生前整理はいつでもできるので、おすすめなのは思い立ったときにできることから始めること。ただし実際には、病気、定年、年齢などの大きなきっかけを待っている人も多いとわかります。
<1位 元気なうちにできるだけ早く>
・生前整理について考えることがあったタイミングで。早ければ早いほど良いと思います(30代 女性)
・年齢やタイミングは関係なく、思い立ったときから始めて、何度でも生前整理を繰り返すと良いと思います(40代 女性)
・自分が病気で死亡するとは限りません。事故で突然死亡することも考えられるので、元気なうちにすぐ始めておくのがいいと思います(60代以上 男性)

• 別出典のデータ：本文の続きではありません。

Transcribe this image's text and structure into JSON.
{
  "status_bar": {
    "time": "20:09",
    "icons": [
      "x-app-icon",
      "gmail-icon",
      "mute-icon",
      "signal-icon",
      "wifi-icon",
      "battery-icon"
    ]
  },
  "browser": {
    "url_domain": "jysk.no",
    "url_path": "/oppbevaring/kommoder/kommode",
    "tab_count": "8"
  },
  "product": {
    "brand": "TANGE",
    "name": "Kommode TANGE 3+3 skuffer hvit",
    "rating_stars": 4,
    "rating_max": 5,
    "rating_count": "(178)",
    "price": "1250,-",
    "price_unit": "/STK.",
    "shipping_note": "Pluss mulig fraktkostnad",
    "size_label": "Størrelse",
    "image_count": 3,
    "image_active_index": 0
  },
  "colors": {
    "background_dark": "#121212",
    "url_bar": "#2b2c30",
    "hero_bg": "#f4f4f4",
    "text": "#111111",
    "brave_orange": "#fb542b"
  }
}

できるだけ早く始めた方がいい理由としては、「病気になってからでは動けない」「事故などで突然亡くなることも考えられる」などが挙げられました。「親族の事例を見て、病気になってから生前整理しても間に合わないと痛感した」という体験談も寄せられています。
元気なうちに少しずつ進めておくと、あとからラクです。動けるときや時間があるときに資産やパスワードの一覧をつくっておき、定期的に見直して追加・削除を行うのもいいですね。
見直しのタイミングとしては、誕生日や年末年始などが挙げられました。
<2位 体調面で不安を感じたとき>
・病気になり、死を意識したとき(30代 女性)
・自分自身の体力に不安を感じるようになったとき(40代 男性)
・病気になって、自分で「以前より体力・気力がかなり衰えた」と感じたとき(60代以上 女性)
死や老いを意識したときに、生前整理の必要性を感じる人も多いでしょう。ただし進行が早い病気や、身体能力・認知能力に大きく影響する病気の場合、病気がわかってからでは間に合わないこともあります。
そのため病気にならなくても、体力の衰えを感じた時点で生前整理を始めたいという人も多くなりました。
<3位 退職・定年したとき>
・会社を退職したときです。仕事を終えたタイミングは人生の新たな区切りなので、人生を振り返りながら生前整理を進めるのがいいと思います(30代 男性)
・退職して時間に余裕ができたとき(40代 男性)
「退職すると自分の時間ができるから」という人が多数。つまり、仕事をしているうちは生前整理に取り組む時間がないと考えている人も多いようです。
確かに生前整理には時間を要するものも多いですが、コツコツと進めることも可能です。定年まで元気でいる保証もないので、できることから始めておくのもいいかもしれません。
<4位 年齢の節目で>
・60歳ぐらいから(30代 男性)
・いつ不健康になるかわからないため、50歳くらいから(40代 女性)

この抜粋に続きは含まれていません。